Packaging fragmentation. Beauty brands frequently end up with 4–6 box sizes, multiple tissue options, branded and unbranded mailers. Each variation adds handling time and decision-making at the pack station.

Insert and kitting creep. Seasonal inserts, samples, loyalty cards—each one is a billable touchpoint. Audit what's actually in your orders versus what you're being charged for.

How to Pull a True Cost-Per-Order Report

Don't rely on your 3PL's invoice summary. Ask for a line-item export of all fulfillment charges for a 30-day period, then divide by order count. Include:

  • All pick fees
  • All packing/materials charges
  • Kitting or assembly fees
  • Any special handling surcharges

Exclude storage and inbound receiving—those are real costs but separate from order-level efficiency.

The Leverage Point: Volume Tiers

Most 3PL contracts have volume tiers that reduce per-order fees at certain thresholds (e.g., 3,000/month, 5,000/month). If you've crossed a threshold since signing your contract, you may be owed a rate adjustment that wasn't applied automatically.

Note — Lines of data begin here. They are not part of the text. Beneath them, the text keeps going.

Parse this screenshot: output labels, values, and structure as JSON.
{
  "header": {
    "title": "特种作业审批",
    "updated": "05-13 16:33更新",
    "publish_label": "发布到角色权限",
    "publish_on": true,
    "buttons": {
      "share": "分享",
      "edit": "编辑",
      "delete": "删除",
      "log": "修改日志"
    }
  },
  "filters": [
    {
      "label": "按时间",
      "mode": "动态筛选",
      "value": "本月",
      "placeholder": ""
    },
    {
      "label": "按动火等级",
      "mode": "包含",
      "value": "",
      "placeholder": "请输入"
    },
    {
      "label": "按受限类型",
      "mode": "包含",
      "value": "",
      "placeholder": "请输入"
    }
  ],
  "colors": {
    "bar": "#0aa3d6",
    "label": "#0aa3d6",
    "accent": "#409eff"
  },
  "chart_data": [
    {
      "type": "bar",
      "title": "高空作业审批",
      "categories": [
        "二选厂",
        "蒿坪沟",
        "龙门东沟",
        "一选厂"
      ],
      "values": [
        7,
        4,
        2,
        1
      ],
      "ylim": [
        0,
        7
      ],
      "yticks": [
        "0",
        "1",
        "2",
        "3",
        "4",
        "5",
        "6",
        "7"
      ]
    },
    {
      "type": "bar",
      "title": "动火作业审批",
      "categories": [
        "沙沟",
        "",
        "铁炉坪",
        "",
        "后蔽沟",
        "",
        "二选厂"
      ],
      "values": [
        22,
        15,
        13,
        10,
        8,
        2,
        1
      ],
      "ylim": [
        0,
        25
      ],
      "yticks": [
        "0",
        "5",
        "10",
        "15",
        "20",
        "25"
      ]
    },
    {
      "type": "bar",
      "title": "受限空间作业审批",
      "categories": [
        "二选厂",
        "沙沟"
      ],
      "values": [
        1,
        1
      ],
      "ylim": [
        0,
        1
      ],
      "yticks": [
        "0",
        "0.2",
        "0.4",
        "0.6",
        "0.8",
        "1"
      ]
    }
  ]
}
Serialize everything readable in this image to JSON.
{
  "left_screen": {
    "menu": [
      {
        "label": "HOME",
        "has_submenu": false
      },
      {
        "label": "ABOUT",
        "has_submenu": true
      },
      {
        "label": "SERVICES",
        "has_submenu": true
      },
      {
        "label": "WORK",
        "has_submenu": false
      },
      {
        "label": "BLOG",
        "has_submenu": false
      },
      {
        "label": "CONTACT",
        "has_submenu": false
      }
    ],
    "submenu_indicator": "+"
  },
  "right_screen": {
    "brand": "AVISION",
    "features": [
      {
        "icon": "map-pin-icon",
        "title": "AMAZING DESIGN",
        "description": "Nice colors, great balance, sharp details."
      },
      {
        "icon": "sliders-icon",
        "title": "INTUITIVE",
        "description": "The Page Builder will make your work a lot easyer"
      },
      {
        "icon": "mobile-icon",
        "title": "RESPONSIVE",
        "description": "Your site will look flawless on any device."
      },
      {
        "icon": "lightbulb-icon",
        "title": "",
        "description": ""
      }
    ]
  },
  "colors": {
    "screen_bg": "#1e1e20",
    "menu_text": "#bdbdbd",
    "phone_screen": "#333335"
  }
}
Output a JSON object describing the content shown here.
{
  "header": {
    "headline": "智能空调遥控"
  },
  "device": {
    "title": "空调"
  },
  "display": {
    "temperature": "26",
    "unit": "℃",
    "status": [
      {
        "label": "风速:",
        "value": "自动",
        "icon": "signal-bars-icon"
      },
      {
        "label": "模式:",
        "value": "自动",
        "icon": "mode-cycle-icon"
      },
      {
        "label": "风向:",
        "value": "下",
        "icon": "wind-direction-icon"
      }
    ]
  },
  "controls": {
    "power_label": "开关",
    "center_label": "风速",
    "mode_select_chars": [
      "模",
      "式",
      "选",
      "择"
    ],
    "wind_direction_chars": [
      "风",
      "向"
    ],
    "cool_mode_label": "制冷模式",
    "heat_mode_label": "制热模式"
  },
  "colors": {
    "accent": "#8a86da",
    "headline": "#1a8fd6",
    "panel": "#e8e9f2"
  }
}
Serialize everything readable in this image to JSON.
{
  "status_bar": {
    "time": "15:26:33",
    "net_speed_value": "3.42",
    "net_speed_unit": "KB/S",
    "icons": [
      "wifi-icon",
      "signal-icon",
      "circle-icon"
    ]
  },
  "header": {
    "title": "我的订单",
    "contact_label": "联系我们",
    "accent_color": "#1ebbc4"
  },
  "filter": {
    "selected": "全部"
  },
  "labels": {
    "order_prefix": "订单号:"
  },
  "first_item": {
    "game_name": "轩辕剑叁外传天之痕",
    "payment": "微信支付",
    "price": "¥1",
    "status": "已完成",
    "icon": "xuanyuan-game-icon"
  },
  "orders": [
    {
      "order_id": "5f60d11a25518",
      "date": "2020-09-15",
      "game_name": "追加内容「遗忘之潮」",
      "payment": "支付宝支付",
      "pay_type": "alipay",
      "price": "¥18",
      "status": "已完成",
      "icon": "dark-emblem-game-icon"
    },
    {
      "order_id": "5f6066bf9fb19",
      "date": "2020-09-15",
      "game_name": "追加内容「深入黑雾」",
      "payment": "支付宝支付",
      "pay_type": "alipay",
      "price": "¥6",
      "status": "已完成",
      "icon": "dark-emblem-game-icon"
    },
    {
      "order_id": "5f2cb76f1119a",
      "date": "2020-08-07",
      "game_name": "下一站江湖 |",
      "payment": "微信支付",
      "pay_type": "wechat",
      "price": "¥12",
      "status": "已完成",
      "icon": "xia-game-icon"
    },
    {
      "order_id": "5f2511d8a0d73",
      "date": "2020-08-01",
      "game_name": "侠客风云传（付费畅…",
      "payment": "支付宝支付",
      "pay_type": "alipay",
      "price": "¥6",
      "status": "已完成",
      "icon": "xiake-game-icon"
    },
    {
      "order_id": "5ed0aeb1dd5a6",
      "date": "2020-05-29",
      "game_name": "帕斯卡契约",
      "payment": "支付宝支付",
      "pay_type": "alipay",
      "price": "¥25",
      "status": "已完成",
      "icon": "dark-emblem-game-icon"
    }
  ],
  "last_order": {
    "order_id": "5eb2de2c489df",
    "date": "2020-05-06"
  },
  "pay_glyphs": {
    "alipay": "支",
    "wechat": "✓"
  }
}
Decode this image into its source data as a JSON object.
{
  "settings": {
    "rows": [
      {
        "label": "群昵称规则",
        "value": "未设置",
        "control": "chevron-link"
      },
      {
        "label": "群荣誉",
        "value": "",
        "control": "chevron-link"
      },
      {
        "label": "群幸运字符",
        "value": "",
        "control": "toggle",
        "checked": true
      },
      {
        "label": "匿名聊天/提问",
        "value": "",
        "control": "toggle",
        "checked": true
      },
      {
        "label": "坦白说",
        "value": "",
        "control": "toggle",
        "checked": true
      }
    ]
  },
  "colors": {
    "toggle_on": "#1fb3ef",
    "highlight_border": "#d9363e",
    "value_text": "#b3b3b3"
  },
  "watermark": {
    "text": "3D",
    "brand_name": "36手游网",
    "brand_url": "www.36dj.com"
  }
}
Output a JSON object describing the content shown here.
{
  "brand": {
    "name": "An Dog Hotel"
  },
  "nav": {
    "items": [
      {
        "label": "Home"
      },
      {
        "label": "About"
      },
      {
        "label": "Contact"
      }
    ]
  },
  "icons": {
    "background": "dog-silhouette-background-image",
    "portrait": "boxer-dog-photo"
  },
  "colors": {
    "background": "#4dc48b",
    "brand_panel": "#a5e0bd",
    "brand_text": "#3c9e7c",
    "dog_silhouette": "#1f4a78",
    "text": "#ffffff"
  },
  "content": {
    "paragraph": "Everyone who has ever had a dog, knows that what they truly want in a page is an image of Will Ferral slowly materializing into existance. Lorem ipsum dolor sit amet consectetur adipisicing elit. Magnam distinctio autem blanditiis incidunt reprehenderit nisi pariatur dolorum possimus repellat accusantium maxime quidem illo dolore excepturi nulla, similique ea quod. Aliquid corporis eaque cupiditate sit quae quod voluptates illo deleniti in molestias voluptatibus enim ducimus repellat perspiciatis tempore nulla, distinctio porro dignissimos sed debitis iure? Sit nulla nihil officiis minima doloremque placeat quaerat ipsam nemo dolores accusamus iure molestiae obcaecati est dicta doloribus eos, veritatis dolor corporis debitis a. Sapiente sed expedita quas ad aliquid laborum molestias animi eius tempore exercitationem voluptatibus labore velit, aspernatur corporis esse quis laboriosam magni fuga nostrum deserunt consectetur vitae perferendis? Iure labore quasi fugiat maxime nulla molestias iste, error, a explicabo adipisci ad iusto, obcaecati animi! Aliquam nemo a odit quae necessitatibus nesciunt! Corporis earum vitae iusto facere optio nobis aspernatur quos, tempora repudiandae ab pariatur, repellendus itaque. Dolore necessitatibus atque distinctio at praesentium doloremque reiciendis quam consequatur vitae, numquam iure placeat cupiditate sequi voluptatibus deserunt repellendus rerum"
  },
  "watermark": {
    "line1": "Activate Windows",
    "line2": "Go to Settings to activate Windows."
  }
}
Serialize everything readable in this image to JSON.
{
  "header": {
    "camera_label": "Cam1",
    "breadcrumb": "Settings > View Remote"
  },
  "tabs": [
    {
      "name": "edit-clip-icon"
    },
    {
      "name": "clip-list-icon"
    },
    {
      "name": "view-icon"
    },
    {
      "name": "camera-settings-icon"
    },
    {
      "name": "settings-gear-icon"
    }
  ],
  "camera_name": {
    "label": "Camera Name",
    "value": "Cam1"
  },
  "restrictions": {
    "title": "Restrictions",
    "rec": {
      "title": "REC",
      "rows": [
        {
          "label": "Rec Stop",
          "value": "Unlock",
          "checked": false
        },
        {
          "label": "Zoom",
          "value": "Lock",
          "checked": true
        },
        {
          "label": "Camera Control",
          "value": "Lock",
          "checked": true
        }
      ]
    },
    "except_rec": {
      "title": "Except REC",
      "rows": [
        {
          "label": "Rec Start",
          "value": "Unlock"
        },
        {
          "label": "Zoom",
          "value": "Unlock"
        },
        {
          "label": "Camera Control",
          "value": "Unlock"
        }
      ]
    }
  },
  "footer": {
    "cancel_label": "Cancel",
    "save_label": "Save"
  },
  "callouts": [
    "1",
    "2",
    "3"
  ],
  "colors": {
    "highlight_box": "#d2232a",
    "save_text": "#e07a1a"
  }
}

Review your contract annually and bring your actual 12-month volume to the conversation. At 5,000+ orders/month, you have meaningful leverage to negotiate—especially if your order profile is clean (consistent SKU count, standard packaging, low returns complexity).

When to Use Cost Benchmarking as a Negotiation Tool

You don't need to threaten to leave to have a productive rate conversation. Framing it as: "We've grown significantly since we signed, and I want to make sure our pricing reflects current volume and market rates" is enough to open the discussion.

If your 3PL won't engage on pricing after a significant volume increase, that's useful information—both about the relationship and about whether the partnership will hold up as you continue to grow.